Sandbox and guards

Tools extend an agent's reach into the real world. Sandboxes and guards constrain that reach so an over-eager agent — or a prompt injection — can't do harm.

#Sandbox policy

Every agent declares a sandbox block on its spec. The block sets ceilings for network and filesystem access. The actual ceiling at runtime is the intersection of the spec's declaration and the operator's runtime config — the spec can never exceed the operator's policy.

sandbox:
  network:
    mode: allowlist
    allowlist:
      - api.internal.example.com
  filesystem:
    permission: repo-readonly

Network modes:

• none — no network calls.
• allowlist — only the listed hosts.
• host — full host network.
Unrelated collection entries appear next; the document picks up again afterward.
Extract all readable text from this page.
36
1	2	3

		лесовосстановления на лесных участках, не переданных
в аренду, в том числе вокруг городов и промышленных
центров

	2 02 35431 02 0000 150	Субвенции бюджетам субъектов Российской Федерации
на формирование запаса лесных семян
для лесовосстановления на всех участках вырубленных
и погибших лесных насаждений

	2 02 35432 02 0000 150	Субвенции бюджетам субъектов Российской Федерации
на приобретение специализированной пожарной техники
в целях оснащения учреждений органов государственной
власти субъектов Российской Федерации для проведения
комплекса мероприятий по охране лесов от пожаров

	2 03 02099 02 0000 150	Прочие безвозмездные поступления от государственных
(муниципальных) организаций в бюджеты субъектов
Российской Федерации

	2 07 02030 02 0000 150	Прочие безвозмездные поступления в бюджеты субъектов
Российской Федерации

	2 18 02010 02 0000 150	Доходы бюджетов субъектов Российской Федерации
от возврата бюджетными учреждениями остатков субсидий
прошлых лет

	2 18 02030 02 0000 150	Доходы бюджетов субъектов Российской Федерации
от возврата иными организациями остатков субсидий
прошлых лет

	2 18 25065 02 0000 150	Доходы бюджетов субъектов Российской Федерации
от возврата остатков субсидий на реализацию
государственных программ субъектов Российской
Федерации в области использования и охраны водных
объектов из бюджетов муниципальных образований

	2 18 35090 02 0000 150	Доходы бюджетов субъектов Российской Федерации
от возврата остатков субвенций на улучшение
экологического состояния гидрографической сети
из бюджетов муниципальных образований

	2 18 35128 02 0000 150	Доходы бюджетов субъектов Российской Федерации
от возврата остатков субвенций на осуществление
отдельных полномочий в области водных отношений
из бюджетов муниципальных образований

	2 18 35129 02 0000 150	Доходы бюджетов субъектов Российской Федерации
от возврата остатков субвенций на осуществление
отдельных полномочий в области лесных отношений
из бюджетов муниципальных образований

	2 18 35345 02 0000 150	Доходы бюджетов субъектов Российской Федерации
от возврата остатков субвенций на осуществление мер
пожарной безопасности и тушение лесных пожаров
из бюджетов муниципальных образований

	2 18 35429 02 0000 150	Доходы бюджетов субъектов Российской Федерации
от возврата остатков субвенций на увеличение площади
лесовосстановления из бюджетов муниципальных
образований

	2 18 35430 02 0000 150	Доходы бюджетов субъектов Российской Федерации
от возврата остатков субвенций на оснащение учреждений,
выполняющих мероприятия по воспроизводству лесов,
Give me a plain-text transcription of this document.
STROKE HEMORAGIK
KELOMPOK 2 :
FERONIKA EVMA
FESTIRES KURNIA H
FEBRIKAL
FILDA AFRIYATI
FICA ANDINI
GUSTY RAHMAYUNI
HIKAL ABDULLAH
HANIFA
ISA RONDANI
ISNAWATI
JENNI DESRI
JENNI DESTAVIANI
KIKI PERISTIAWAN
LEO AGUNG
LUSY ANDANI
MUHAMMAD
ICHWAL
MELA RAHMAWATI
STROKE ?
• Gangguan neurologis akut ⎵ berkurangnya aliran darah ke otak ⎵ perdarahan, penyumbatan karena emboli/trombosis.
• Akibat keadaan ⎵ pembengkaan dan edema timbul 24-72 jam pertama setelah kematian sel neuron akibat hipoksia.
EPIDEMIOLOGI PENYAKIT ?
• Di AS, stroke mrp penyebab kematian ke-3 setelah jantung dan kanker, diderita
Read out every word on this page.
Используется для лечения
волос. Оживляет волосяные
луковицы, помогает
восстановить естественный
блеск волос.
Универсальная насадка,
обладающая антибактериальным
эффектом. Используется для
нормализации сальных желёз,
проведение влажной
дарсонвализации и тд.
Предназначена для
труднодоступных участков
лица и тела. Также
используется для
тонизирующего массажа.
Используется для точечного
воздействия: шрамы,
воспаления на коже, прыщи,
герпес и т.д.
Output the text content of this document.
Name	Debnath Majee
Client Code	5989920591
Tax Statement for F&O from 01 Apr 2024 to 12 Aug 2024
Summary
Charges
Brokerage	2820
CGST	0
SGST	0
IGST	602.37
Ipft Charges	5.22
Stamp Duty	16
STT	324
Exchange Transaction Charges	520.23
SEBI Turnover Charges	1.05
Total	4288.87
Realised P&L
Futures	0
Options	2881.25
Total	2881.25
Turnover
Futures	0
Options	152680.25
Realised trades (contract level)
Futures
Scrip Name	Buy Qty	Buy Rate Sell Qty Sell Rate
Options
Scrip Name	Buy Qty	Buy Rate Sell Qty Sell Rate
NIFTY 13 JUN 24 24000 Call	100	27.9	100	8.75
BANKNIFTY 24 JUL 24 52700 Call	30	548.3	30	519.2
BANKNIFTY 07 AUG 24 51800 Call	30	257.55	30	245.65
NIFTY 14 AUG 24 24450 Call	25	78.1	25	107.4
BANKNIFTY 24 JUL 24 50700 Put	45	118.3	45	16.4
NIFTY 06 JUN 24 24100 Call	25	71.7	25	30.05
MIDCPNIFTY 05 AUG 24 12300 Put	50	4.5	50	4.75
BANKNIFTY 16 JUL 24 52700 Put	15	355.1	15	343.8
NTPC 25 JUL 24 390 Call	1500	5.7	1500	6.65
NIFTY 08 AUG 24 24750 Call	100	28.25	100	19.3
Reserved for self-hosted dev only.

Filesystem permissions:

• none — no filesystem access.
• repo-readonly — read-only access to the run's working repo.
• repo-readwrite — write access scoped to the working repo.
• full — full filesystem. Reserved for self-hosted dev only.

#Tool-output guards

Once a tool returns, three guards inspect its output before the result is fed back into the model:

• Spotlighting — wraps tool output in delimiters the model is trained to treat as untrusted data, reducing prompt-injection risk.
• Output scanner — checks tool outputs for indicators of injection (suspicious URLs, role-flipping phrases). Configurable severity and URL allowlist; can warn, error, or critical- block depending on settings.
• Quarantine — if the output is too large for the active capability class, route it through a smaller model that summarises before the parent sees it.

tools:
  guards:
    spotlighting: true
    outputScanner:
      enabled: true
      severityBlock: error
      urlAllowlist:
        - example.com
    quarantine:
      enabled: true
      capabilityClass: reasoning-small
      thresholdChars: 8000

#Audit

Every guard hit is recorded in the run event log with the tool name, the matched signal, and the guard's verdict. The replay UI renders guard hits inline so reviewers can see what was blocked and why.